Tuesday, August 21, 2007
Constructing a minimal Debian Linux USB disk
So I'm close to the end of my two-month Intel internship and everything is still great. One of the OEMs who were given some of the alpha installation disks created in the previous post asked about a minimal version of the project that can fit in a small 512 MB flash memory. I was given that task so here are the steps to create such a GNU/Linux flash disk:
1- Zero the whole USB disk
$ dd if=/dev/zero of=/dev/sdb
2- Create a new partition table with a one ext2 partition.
Note: At first I decided to divide the USB to two partitoins. This worked well on all the machines I could reach and even on some engineering samples Intel classmates I found around the corner. Unfortunately this caused GRUB to be very slow in loading the kernel and the initrd image (about 2 minutes!) on our board. This board, which is a not-released minimal essential series intel board, may have a buggy bios or something new somewhere. I tried to know the reason of the slowness but time started to run-out so I falled back to the one-partiton usb disk method.
$ parted /dev/sdb "mklabel msdos mkpart primary 0 -0 toggle 1 boot"
$ mkfs.ext2 /dev/sdb1
3- Label the partition as "HELIO_ROOT" to avoid the differenence of USB root directory names from machine to machine. On some machines the usb disk appears as an sda1, but on others it appears as sbd1. Accessing the root partition by label will solve most of those problems (actually the UUID technique is the most effective method and the one used by the latest Ubuntu feisty).
$ e2label /dev/sdb1 HELIO_ROOT
4- Install minimal Debian etch distribution files as follows:
$ debootstrap --arch i386 etch $CHROOT_DIR http://ftp.debian.org/debian
5- Prepare the installation environment under a chrooted folder. This way of building linux distributions assure that the new born distribution won't be tainted with the host environment.

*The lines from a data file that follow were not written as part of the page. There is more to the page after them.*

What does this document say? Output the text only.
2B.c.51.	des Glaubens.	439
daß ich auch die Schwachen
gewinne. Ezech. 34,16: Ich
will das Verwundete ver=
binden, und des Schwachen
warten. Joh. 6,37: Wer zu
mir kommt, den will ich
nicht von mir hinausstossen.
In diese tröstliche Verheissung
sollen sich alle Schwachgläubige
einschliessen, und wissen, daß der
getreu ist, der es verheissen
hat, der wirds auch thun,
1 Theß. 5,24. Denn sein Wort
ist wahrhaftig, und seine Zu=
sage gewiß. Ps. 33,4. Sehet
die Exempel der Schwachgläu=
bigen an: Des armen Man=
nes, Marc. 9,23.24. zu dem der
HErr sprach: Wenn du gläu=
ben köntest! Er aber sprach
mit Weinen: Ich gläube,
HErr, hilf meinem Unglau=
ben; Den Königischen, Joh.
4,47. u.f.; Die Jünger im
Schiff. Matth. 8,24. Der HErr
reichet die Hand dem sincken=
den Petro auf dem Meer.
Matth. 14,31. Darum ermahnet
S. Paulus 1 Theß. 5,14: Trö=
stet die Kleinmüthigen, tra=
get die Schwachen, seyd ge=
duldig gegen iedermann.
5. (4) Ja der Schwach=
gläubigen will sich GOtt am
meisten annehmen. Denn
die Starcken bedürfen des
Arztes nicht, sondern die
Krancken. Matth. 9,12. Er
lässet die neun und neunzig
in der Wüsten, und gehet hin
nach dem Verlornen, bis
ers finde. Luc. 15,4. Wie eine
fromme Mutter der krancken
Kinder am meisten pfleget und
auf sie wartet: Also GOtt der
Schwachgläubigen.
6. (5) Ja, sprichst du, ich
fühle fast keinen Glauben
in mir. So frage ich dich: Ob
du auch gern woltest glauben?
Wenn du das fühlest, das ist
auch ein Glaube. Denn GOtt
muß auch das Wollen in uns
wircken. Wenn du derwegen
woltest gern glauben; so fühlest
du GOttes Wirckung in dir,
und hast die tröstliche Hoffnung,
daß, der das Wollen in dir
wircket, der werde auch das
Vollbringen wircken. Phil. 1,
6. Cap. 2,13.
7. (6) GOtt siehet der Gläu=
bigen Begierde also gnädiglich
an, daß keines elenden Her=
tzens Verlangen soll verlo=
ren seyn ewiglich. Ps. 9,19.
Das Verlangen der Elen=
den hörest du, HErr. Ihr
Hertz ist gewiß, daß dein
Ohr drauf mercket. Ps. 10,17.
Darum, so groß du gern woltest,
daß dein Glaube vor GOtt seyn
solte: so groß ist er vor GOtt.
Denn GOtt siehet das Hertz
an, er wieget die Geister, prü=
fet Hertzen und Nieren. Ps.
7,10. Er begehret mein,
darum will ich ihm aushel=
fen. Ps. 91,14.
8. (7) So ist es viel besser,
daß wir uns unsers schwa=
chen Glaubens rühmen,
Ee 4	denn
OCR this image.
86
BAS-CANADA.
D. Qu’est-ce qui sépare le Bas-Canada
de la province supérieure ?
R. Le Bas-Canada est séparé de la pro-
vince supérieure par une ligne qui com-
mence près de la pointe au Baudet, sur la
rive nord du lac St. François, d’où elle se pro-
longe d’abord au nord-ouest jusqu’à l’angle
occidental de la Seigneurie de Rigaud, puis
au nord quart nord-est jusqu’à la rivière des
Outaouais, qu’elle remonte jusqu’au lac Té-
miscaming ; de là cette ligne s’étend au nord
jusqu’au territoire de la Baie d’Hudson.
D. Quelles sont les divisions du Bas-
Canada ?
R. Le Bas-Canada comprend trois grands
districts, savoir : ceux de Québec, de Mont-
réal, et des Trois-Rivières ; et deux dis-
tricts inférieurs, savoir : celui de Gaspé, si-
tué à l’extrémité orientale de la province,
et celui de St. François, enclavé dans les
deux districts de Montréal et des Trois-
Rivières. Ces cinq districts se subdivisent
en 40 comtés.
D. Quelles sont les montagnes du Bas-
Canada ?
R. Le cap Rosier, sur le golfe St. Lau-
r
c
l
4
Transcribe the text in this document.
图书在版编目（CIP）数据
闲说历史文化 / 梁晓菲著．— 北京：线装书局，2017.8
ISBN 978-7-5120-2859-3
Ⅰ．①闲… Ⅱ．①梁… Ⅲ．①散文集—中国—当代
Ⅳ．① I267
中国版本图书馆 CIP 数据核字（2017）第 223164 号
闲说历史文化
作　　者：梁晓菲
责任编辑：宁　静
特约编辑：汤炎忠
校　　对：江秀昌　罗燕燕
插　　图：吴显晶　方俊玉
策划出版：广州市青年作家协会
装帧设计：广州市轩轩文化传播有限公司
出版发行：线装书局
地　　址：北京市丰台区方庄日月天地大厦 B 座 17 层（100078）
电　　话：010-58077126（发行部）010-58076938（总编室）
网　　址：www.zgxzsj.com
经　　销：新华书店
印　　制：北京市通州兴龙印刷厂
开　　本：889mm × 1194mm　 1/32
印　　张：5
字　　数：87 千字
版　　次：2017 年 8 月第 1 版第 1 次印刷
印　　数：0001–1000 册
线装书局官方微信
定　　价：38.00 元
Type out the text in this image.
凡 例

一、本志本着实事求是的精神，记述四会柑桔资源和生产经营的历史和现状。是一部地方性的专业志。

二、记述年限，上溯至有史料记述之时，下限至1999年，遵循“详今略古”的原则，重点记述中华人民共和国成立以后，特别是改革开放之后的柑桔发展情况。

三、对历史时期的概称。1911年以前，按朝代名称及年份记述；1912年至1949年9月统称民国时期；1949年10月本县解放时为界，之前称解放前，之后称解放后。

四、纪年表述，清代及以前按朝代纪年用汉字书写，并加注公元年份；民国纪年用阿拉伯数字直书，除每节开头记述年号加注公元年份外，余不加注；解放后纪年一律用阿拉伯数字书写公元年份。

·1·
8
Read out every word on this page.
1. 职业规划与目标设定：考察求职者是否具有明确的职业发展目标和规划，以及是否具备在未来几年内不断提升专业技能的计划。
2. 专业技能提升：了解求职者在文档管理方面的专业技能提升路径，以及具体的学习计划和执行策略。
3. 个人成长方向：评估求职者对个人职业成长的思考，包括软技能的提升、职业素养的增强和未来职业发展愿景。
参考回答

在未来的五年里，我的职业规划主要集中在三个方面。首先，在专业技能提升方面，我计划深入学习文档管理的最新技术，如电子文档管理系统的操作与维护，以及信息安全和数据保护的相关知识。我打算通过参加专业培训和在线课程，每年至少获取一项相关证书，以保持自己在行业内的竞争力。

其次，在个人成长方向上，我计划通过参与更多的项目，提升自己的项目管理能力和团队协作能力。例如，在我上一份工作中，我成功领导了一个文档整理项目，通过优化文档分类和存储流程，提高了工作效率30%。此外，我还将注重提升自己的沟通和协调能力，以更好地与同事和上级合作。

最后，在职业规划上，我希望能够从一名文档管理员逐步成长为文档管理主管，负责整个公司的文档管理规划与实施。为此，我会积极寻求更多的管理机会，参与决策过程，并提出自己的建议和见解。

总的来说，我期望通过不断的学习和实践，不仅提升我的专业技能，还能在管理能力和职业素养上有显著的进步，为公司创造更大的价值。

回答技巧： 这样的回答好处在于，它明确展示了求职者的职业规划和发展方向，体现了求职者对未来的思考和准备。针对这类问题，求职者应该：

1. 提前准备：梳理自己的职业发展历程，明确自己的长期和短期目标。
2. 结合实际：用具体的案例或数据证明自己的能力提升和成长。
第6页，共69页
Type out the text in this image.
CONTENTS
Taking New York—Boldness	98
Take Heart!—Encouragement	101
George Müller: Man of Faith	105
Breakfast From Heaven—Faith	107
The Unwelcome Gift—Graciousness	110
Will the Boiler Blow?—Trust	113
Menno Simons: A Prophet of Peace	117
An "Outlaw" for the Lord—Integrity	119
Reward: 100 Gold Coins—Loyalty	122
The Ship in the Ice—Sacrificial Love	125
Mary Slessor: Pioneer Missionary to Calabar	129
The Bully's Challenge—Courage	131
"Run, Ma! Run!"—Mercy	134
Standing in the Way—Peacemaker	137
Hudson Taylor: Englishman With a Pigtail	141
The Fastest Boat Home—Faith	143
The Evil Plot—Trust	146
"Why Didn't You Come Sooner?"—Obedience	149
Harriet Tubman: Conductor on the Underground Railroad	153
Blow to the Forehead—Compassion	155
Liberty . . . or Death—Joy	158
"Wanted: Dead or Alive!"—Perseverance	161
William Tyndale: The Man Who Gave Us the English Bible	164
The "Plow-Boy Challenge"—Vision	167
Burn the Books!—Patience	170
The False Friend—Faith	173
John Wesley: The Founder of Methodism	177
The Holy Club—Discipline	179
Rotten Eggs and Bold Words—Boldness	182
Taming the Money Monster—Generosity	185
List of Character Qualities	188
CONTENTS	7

Chrooted environment can't see the real /dev, /proc and /sys folders which are needed for hardware access and for internet access too. To solve this problem I created the below script which binds the needed folders to the chrooted similar folders (aka dev, proc, tmp, ..). It can also let X applications run from the chrooted environment easily.
#
# chroot.sh - Chroot to a different environment while being able
# to access the internet and run X applications
# Written by: Ahmed S. Darwish under the license of your choice
#
export CHROOT_ENV=$CHROOT_DIR
# We need files under /dev for various block and character devices operations
sudo mount --bind /dev/ $CHROOT_ENV/dev/
# We need files /proc and /sys files for chrooted environment internet access
sudo mount --bind /proc/ $CHROOT_ENV/proc/
sudo mount --bind /sys/ $CHROOT_ENV/sys/
# Let the chrooted environment X apps see the host X windows session files
sudo mount --bind /tmp/ $CHROOT_ENV/tmp/
# Let our host X accept connections from all local clients (so from the chrooted env. too)
xhost +
sudo cp ~/.Xauthority $CHROOT_ENV/root/
sudo cp ~/.ICEauthority $CHROOT_ENV/root/
# Do the chroot and global variable modification in a subshell not to affect the host session
(
export TERM="xterm"
export SHELL="/bin/bash"
export USER="root"
export USERNAME="root"
export PATH="/sbin:/bin:/usr/sbin:/usr/bin:/usr/X11R6/bin"
export PWD="/"
# Have the illusion of a first shell level
export SHLVL="1"
export HOME="/root"
export LOGNAME="root"
export DISPLAY=":0"
export XAUTHORITY="$HOME/.Xauthority"
export COLORTERM="$TERM"
sudo chroot "$CHROOT_ENV" /bin/bash -i
)
6- Chroot to the minimal environment by executing the above script. As you may have noticed, the chrooted environment needs a little tweaking.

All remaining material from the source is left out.